Nalbin Nalbuphine HCL 1ml Injection
300.00$ – 750.00$
Nalbin Nalbuphine HCL 1ml Injection by Global Pharma x100 Amp
Nalbuphine hydrochloride is a synthetic opioid agonist–antagonist analgesic of the phenanthrene series. It is chemically related to both the widely used opioid antagonist, naloxone, and the potent opioid analgesic, oxymorphone. Chemically nalbuphine hydrochloride is 17-(cyclobutylmethyl)-4,5α- epoxymorphinan-3,6α,14-triol hydrochloride. Nalbuphine hydrochloride molecular weight is 393.91 and is soluble in H2O (35.5 mg/mL at 25°C) and ethanol (0.8%); insoluble in CHCl3 and ether. Nalbuphine hydrochloride has pKa values of 8.71 and 9.96. The molecular formula is C21H27NO4• HCl.

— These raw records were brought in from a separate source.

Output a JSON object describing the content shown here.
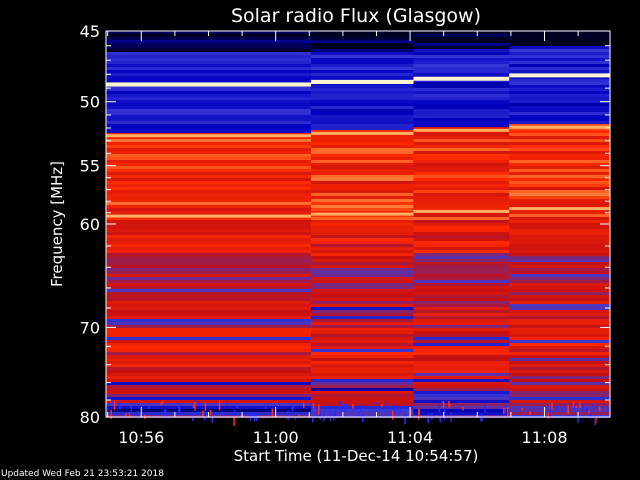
{
  "chart_data": {
    "type": "heatmap",
    "title": "Solar radio Flux (Glasgow)",
    "xlabel": "Start Time (11-Dec-14 10:54:57)",
    "ylabel": "Frequency [MHz]",
    "x_tick_labels": [
      "10:56",
      "11:00",
      "11:04",
      "11:08"
    ],
    "x_tick_minutes": [
      56,
      60,
      64,
      68
    ],
    "x_range_minutes": [
      54.95,
      69.95
    ],
    "y_tick_values": [
      45,
      50,
      55,
      60,
      70,
      80
    ],
    "y_range": [
      45,
      80
    ],
    "y_scale": "log",
    "grid": false,
    "colormap": [
      "#000020",
      "#0000c0",
      "#3a3ad8",
      "#c81010",
      "#ff2a00",
      "#ffd070",
      "#ffffff"
    ],
    "segment_boundaries_minutes": [
      61.05,
      64.1,
      66.95
    ],
    "bright_lines_mhz": [
      {
        "freq": 48.7,
        "intensity": "white"
      },
      {
        "freq": 52.6,
        "intensity": "orange"
      },
      {
        "freq": 59.3,
        "intensity": "orange"
      }
    ]
  },
  "footer_text": "Updated Wed Feb 21 23:53:21 2018"
}
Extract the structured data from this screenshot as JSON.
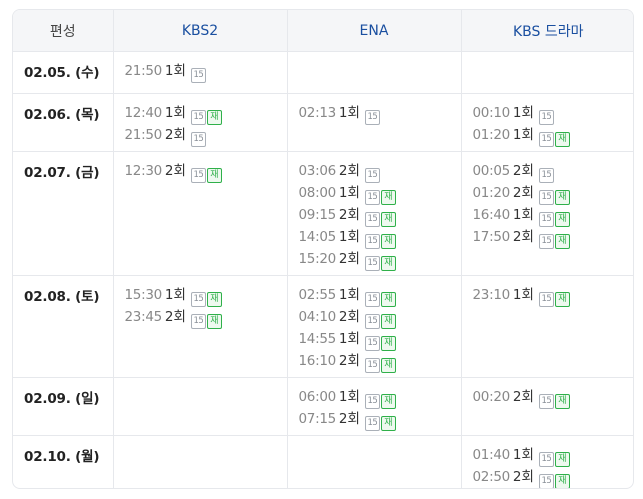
{
  "header": {
    "date_col": "편성",
    "channels": [
      "KBS2",
      "ENA",
      "KBS 드라마"
    ]
  },
  "badges": {
    "age": "15",
    "rerun": "재"
  },
  "rows": [
    {
      "date": "02.05. (수)",
      "cells": [
        [
          {
            "time": "21:50",
            "ep": "1회",
            "rerun": false
          }
        ],
        [],
        []
      ]
    },
    {
      "date": "02.06. (목)",
      "cells": [
        [
          {
            "time": "12:40",
            "ep": "1회",
            "rerun": true
          },
          {
            "time": "21:50",
            "ep": "2회",
            "rerun": false
          }
        ],
        [
          {
            "time": "02:13",
            "ep": "1회",
            "rerun": false
          }
        ],
        [
          {
            "time": "00:10",
            "ep": "1회",
            "rerun": false
          },
          {
            "time": "01:20",
            "ep": "1회",
            "rerun": true
          }
        ]
      ]
    },
    {
      "date": "02.07. (금)",
      "cells": [
        [
          {
            "time": "12:30",
            "ep": "2회",
            "rerun": true
          }
        ],
        [
          {
            "time": "03:06",
            "ep": "2회",
            "rerun": false
          },
          {
            "time": "08:00",
            "ep": "1회",
            "rerun": true
          },
          {
            "time": "09:15",
            "ep": "2회",
            "rerun": true
          },
          {
            "time": "14:05",
            "ep": "1회",
            "rerun": true
          },
          {
            "time": "15:20",
            "ep": "2회",
            "rerun": true
          }
        ],
        [
          {
            "time": "00:05",
            "ep": "2회",
            "rerun": false
          },
          {
            "time": "01:20",
            "ep": "2회",
            "rerun": true
          },
          {
            "time": "16:40",
            "ep": "1회",
            "rerun": true
          },
          {
            "time": "17:50",
            "ep": "2회",
            "rerun": true
          }
        ]
      ]
    },
    {
      "date": "02.08. (토)",
      "cells": [
        [
          {
            "time": "15:30",
            "ep": "1회",
            "rerun": true
          },
          {
            "time": "23:45",
            "ep": "2회",
            "rerun": true
          }
        ],
        [
          {
            "time": "02:55",
            "ep": "1회",
            "rerun": true
          },
          {
            "time": "04:10",
            "ep": "2회",
            "rerun": true
          },
          {
            "time": "14:55",
            "ep": "1회",
            "rerun": true
          },
          {
            "time": "16:10",
            "ep": "2회",
            "rerun": true
          }
        ],
        [
          {
            "time": "23:10",
            "ep": "1회",
            "rerun": true
          }
        ]
      ]
    },
    {
      "date": "02.09. (일)",
      "cells": [
        [],
        [
          {
            "time": "06:00",
            "ep": "1회",
            "rerun": true
          },
          {
            "time": "07:15",
            "ep": "2회",
            "rerun": true
          }
        ],
        [
          {
            "time": "00:20",
            "ep": "2회",
            "rerun": true
          }
        ]
      ]
    },
    {
      "date": "02.10. (월)",
      "cells": [
        [],
        [],
        [
          {
            "time": "01:40",
            "ep": "1회",
            "rerun": true
          },
          {
            "time": "02:50",
            "ep": "2회",
            "rerun": true
          }
        ]
      ]
    }
  ]
}
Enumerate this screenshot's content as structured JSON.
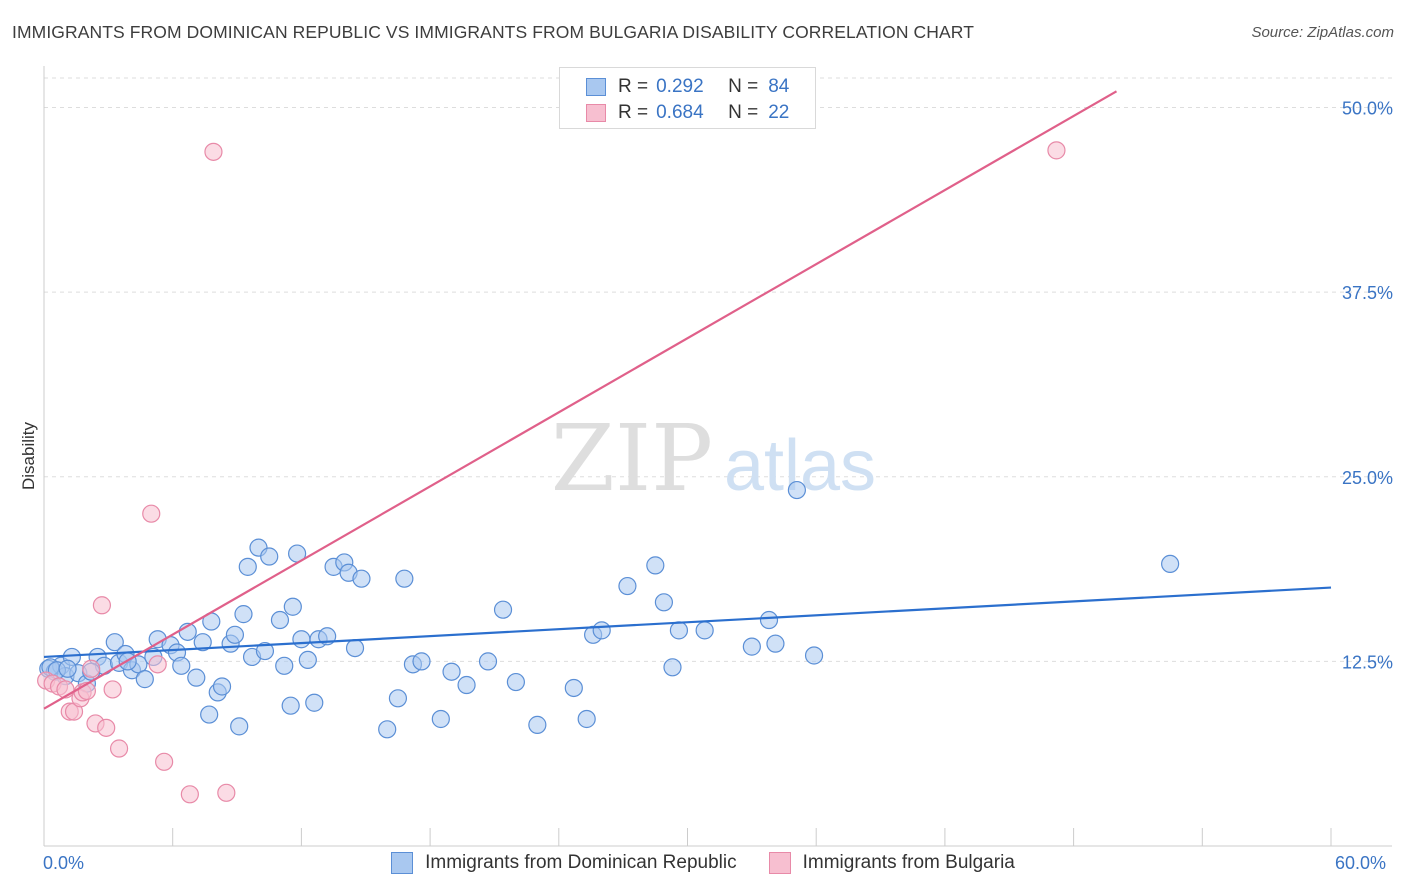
{
  "title": "IMMIGRANTS FROM DOMINICAN REPUBLIC VS IMMIGRANTS FROM BULGARIA DISABILITY CORRELATION CHART",
  "source": "Source: ZipAtlas.com",
  "watermark": {
    "zip": "ZIP",
    "atlas": "atlas"
  },
  "legend": {
    "r_label": "R =",
    "n_label": "N =",
    "series1": {
      "r": "0.292",
      "n": "84"
    },
    "series2": {
      "r": "0.684",
      "n": "22"
    }
  },
  "colors": {
    "blue_fill": "#a9c8f0",
    "blue_stroke": "#5b8fd6",
    "blue_line": "#2b6fce",
    "pink_fill": "#f7bfd0",
    "pink_stroke": "#e88aa8",
    "pink_line": "#e0608a",
    "tick_text": "#3a74c4",
    "grid": "#dddddd"
  },
  "chart_data": {
    "type": "scatter",
    "title": "IMMIGRANTS FROM DOMINICAN REPUBLIC VS IMMIGRANTS FROM BULGARIA DISABILITY CORRELATION CHART",
    "xlabel": "",
    "ylabel": "Disability",
    "xlim": [
      0,
      60
    ],
    "ylim": [
      0,
      52
    ],
    "x_tick_labels": {
      "min": "0.0%",
      "max": "60.0%"
    },
    "y_ticks": [
      12.5,
      25.0,
      37.5,
      50.0
    ],
    "y_tick_labels": [
      "12.5%",
      "25.0%",
      "37.5%",
      "50.0%"
    ],
    "series": [
      {
        "name": "Immigrants from Dominican Republic",
        "trend": {
          "x": [
            0,
            60
          ],
          "y": [
            12.8,
            17.5
          ]
        },
        "points": [
          [
            0.2,
            12.0
          ],
          [
            0.5,
            11.8
          ],
          [
            0.8,
            12.2
          ],
          [
            1.0,
            11.5
          ],
          [
            1.3,
            12.8
          ],
          [
            1.6,
            11.7
          ],
          [
            2.0,
            11.0
          ],
          [
            2.5,
            12.8
          ],
          [
            2.8,
            12.2
          ],
          [
            3.3,
            13.8
          ],
          [
            3.5,
            12.4
          ],
          [
            3.8,
            13.0
          ],
          [
            4.1,
            11.9
          ],
          [
            4.4,
            12.3
          ],
          [
            4.7,
            11.3
          ],
          [
            5.1,
            12.8
          ],
          [
            5.3,
            14.0
          ],
          [
            5.9,
            13.6
          ],
          [
            6.2,
            13.1
          ],
          [
            6.4,
            12.2
          ],
          [
            6.7,
            14.5
          ],
          [
            7.1,
            11.4
          ],
          [
            7.4,
            13.8
          ],
          [
            7.7,
            8.9
          ],
          [
            7.8,
            15.2
          ],
          [
            8.1,
            10.4
          ],
          [
            8.3,
            10.8
          ],
          [
            8.7,
            13.7
          ],
          [
            8.9,
            14.3
          ],
          [
            9.1,
            8.1
          ],
          [
            9.3,
            15.7
          ],
          [
            9.5,
            18.9
          ],
          [
            9.7,
            12.8
          ],
          [
            10.0,
            20.2
          ],
          [
            10.3,
            13.2
          ],
          [
            10.5,
            19.6
          ],
          [
            11.0,
            15.3
          ],
          [
            11.2,
            12.2
          ],
          [
            11.5,
            9.5
          ],
          [
            11.6,
            16.2
          ],
          [
            11.8,
            19.8
          ],
          [
            12.0,
            14.0
          ],
          [
            12.3,
            12.6
          ],
          [
            12.6,
            9.7
          ],
          [
            12.8,
            14.0
          ],
          [
            13.2,
            14.2
          ],
          [
            13.5,
            18.9
          ],
          [
            14.0,
            19.2
          ],
          [
            14.2,
            18.5
          ],
          [
            14.5,
            13.4
          ],
          [
            14.8,
            18.1
          ],
          [
            16.0,
            7.9
          ],
          [
            16.5,
            10.0
          ],
          [
            16.8,
            18.1
          ],
          [
            17.2,
            12.3
          ],
          [
            17.6,
            12.5
          ],
          [
            18.5,
            8.6
          ],
          [
            19.0,
            11.8
          ],
          [
            19.7,
            10.9
          ],
          [
            20.7,
            12.5
          ],
          [
            21.4,
            16.0
          ],
          [
            22.0,
            11.1
          ],
          [
            23.0,
            8.2
          ],
          [
            24.7,
            10.7
          ],
          [
            25.3,
            8.6
          ],
          [
            25.6,
            14.3
          ],
          [
            26.0,
            14.6
          ],
          [
            27.2,
            17.6
          ],
          [
            28.5,
            19.0
          ],
          [
            28.9,
            16.5
          ],
          [
            29.3,
            12.1
          ],
          [
            29.6,
            14.6
          ],
          [
            30.8,
            14.6
          ],
          [
            33.0,
            13.5
          ],
          [
            33.8,
            15.3
          ],
          [
            34.1,
            13.7
          ],
          [
            35.1,
            24.1
          ],
          [
            35.9,
            12.9
          ],
          [
            52.5,
            19.1
          ],
          [
            0.3,
            12.1
          ],
          [
            0.6,
            11.9
          ],
          [
            1.1,
            12.0
          ],
          [
            2.2,
            11.8
          ],
          [
            3.9,
            12.5
          ]
        ]
      },
      {
        "name": "Immigrants from Bulgaria",
        "trend": {
          "x": [
            0,
            50
          ],
          "y": [
            9.3,
            51.1
          ]
        },
        "points": [
          [
            0.1,
            11.2
          ],
          [
            0.4,
            11.0
          ],
          [
            0.7,
            10.8
          ],
          [
            1.0,
            10.6
          ],
          [
            1.2,
            9.1
          ],
          [
            1.4,
            9.1
          ],
          [
            1.7,
            10.0
          ],
          [
            1.8,
            10.4
          ],
          [
            2.2,
            12.0
          ],
          [
            2.4,
            8.3
          ],
          [
            2.7,
            16.3
          ],
          [
            2.9,
            8.0
          ],
          [
            3.2,
            10.6
          ],
          [
            3.5,
            6.6
          ],
          [
            5.3,
            12.3
          ],
          [
            5.0,
            22.5
          ],
          [
            5.6,
            5.7
          ],
          [
            6.8,
            3.5
          ],
          [
            7.9,
            47.0
          ],
          [
            8.5,
            3.6
          ],
          [
            47.2,
            47.1
          ],
          [
            2.0,
            10.5
          ]
        ]
      }
    ]
  }
}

Nalbuphine (HCl) is a synthetic opiate agonist/antagonist that is chemically related to both naloxone, a narcotic antagonist, and oxymorphone, a potent narcotic analgesic. Used to treat moderate to severe pain associated with acute and chronic medical disorders such as cancer, renal or biliary colic, migraine or vascular headaches, and surgical pain. Another clinical use is obstetrical analgesia during labor and delivery. Some evidence suggests that nalbuphine’s respiratory depressant effects do not increase proportionately with increasing doses, thus making this drug safer in patients at risk from respiratory depression. It was approved by the FDA in 1979. Nalbuphine exerts its effects by binding to specific opiate receptors present in the central nervous system, functions as an antagonist at the µ-receptor, however it has agonist action at ?-receptor, Nalbuphine is also an agonist at the d-receptor, but Nalbuphine (HCl) is nalbuphine’s action at the ?-receptor that provides analgesia. Actions at the ?-receptors are believed to produce alterations in the perception of pain as well as the emotional response to pain, possibly by altering the release of neurotransmitters from afferent nerves sensitive to painful stimuli.